To supplement the Company’s comparable store sales growth presented in accordance with GAAP, the Company provides “Adjusted Comparable Store Sales Growth,” which is a non-GAAP financial measure we believe is useful because it provides timely and accurate information relating to the two core metrics of retail sales: number of transactions and value of transactions. Management uses Adjusted Comparable Store Sales Growth as the basis for key operating decisions, such as allocation of advertising to particular markets and implementation of special marketing programs. Accordingly, we believe that Adjusted Comparable Store Sales Growth provides timely and accurate information relating to the operational health and overall performance of each brand. We also believe that, for the same reasons, investors find our calculation of Adjusted Comparable Store Sales Growth to be meaningful.
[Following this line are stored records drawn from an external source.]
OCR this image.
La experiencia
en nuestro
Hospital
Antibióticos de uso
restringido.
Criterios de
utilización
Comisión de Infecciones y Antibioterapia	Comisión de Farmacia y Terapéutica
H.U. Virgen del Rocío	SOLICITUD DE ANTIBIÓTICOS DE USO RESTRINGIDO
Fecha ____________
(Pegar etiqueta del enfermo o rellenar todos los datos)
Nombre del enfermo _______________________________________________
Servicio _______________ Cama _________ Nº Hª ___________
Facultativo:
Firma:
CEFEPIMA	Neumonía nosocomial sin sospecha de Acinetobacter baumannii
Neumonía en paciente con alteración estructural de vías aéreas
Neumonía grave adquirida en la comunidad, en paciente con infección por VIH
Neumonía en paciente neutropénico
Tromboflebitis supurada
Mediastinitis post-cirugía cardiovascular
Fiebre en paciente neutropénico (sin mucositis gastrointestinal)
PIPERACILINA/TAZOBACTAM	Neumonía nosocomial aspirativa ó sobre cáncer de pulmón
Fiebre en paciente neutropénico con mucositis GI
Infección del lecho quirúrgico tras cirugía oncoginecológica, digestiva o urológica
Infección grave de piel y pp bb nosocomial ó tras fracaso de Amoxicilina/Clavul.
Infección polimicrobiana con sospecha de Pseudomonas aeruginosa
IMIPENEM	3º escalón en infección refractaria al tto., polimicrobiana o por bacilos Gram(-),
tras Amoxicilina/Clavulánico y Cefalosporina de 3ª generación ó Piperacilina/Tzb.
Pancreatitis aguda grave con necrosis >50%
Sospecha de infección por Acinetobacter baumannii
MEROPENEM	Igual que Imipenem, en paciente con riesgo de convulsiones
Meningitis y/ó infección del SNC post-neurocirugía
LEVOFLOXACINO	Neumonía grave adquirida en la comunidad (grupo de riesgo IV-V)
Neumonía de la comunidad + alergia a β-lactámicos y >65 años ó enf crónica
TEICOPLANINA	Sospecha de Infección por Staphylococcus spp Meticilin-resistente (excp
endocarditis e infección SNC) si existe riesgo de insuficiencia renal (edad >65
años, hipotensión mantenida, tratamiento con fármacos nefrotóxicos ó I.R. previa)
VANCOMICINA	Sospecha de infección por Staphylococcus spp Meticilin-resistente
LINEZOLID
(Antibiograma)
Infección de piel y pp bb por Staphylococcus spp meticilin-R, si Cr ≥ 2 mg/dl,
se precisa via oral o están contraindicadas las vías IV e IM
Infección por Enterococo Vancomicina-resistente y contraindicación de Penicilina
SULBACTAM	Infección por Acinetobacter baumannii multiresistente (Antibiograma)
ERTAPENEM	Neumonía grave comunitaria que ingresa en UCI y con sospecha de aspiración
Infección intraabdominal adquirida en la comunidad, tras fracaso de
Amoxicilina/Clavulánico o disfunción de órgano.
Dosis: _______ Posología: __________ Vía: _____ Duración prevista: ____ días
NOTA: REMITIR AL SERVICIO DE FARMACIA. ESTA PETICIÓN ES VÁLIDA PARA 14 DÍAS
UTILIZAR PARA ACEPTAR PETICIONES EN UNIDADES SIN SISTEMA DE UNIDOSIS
EBITDA: We define EBITDA from continuing operations as net income (loss), minus income (loss) from discontinued operations, net of tax, plus interest expense (income), net, income tax provision (benefit), and depreciation and amortization.
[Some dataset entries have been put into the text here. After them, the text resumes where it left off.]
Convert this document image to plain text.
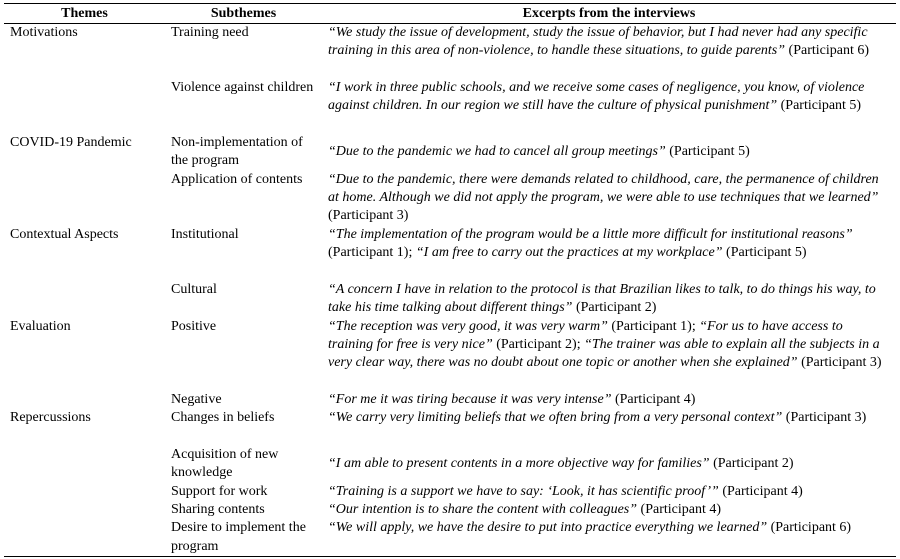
Themes	Subthemes	Excerpts from the interviews
Motivations	Training need	“We study the issue of development, study the issue of behavior, but I had never had any specific training in this area of non-violence, to handle these situations, to guide parents” (Participant 6)
	Violence against children	“I work in three public schools, and we receive some cases of negligence, you know, of violence against children. In our region we still have the culture of physical punishment” (Participant 5)
COVID-19 Pandemic	Non-implementation of the program	“Due to the pandemic we had to cancel all group meetings” (Participant 5)
	Application of contents	“Due to the pandemic, there were demands related to childhood, care, the permanence of children at home. Although we did not apply the program, we were able to use techniques that we learned” (Participant 3)
Contextual Aspects	Institutional	“The implementation of the program would be a little more difficult for institutional reasons” (Participant 1); “I am free to carry out the practices at my workplace” (Participant 5)
	Cultural	“A concern I have in relation to the protocol is that Brazilian likes to talk, to do things his way, to take his time talking about different things” (Participant 2)
Evaluation	Positive	“The reception was very good, it was very warm” (Participant 1); “For us to have access to training for free is very nice” (Participant 2); “The trainer was able to explain all the subjects in a very clear way, there was no doubt about one topic or another when she explained” (Participant 3)
	Negative	“For me it was tiring because it was very intense” (Participant 4)
Repercussions	Changes in beliefs	“We carry very limiting beliefs that we often bring from a very personal context” (Participant 3)
	Acquisition of new knowledge	“I am able to present contents in a more objective way for families” (Participant 2)
	Support for work	“Training is a support we have to say: ‘Look, it has scientific proof’” (Participant 4)
	Sharing contents	“Our intention is to share the content with colleagues” (Participant 4)
	Desire to implement the program	“We will apply, we have the desire to put into practice everything we learned” (Participant 6)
Adjusted Operating Income: We define Adjusted Operating Income from continuing operations as net income (loss), minus income (loss) from discontinued operations, net of tax, plus interest expense (income), net and income tax provision (benefit), further adjusted to exclude stock-based compensation expense, (gain) loss on extinguishment of debt, asset impairment, litigation settlement, secondary offering expenses, management realignment expenses, long-term incentive plan expenses, Enterprise Resource Planning (“ERP”) and Customer Relationship Management ("CRM") implementation expenses and certain other expenses.
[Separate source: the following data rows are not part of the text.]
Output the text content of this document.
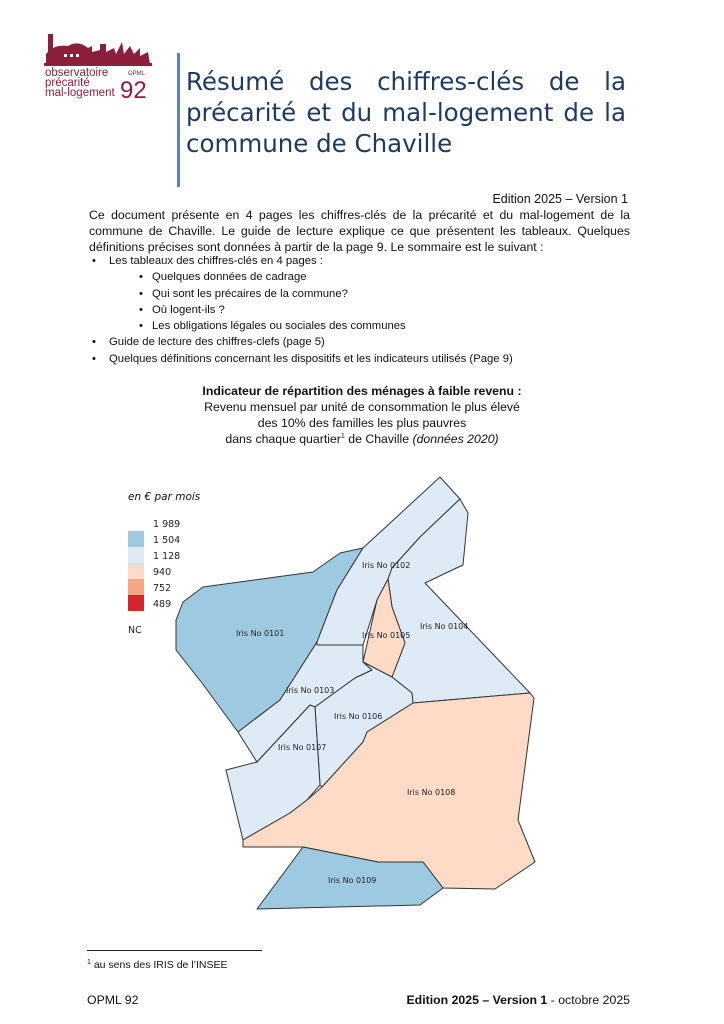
observatoire
précarité
mal-logement
OPML
92 Résumé des chiffres-clés de la précarité et du mal-logement de la commune de Chaville
Edition 2025 – Version 1
Ce document présente en 4 pages les chiffres-clés de la précarité et du mal-logement de la commune de Chaville. Le guide de lecture explique ce que présentent les tableaux. Quelques définitions précises sont données à partir de la page 9. Le sommaire est le suivant :
• Les tableaux des chiffres-clés en 4 pages :
• Quelques données de cadrage
• Qui sont les précaires de la commune?
• Où logent-ils ?
• Les obligations légales ou sociales des communes
• Guide de lecture des chiffres-clefs (page 5)
• Quelques définitions concernant les dispositifs et les indicateurs utilisés (Page 9)
Indicateur de répartition des ménages à faible revenu :
Revenu mensuel par unité de consommation le plus élevé
des 10% des familles les plus pauvres
dans chaque quartier$^1$ de Chaville (données 2020)
Iris No 0101
Iris No 0102
Iris No 0103
Iris No 0104
Iris No 0105
Iris No 0106
Iris No 0107
Iris No 0108
Iris No 0109
en € par mois
1 989
1 504
1 128
940
752
489
NC
$^1$ au sens des IRIS de l’INSEE
OPML 92	Edition 2025 – Version 1 - octobre 2025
Adjusted Operating Margin: We define Adjusted Operating Margin from continuing operations as Adjusted Operating Income from continuing operations as a percentage of total net revenue.

Adjusted EBITDA: We define Adjusted EBITDA from continuing operations as net income (loss), minus income (loss) from discontinued operations, net of tax, plus interest expense (income), net, income tax provision (benefit) and depreciation and amortization, further adjusted to exclude stock-based compensation expense, (gain) loss on extinguishment of debt, asset impairment, litigation settlement, secondary offering expenses, management realignment expenses, long-term incentive plan expenses, ERP and CRM implementation expenses and certain other expenses.

Adjusted EBITDA Margin: We define Adjusted EBITDA Margin from continuing operations as Adjusted EBITDA from continuing operations as a percentage of total net revenue.

Adjusted Diluted EPS: We define Adjusted Diluted EPS from continuing operations as diluted earnings (loss) per share, minus diluted earnings per share from discontinued operations, adjusted for the per share impact of stock-based compensation expense, (gain) loss on extinguishment of debt, asset impairment, litigation settlement, secondary offering expenses, management realignment expenses, long-term incentive plan expenses, amortization of debt discounts and deferred financing costs of our term loan borrowings, amortization of the conversion feature and deferred financing costs related to our 2025 Notes when not required under U.S. GAAP to be added back for diluted earnings (loss) per share, derivative fair value adjustments, ERP and CRM implementation expenses, certain other expenses, and related tax effects.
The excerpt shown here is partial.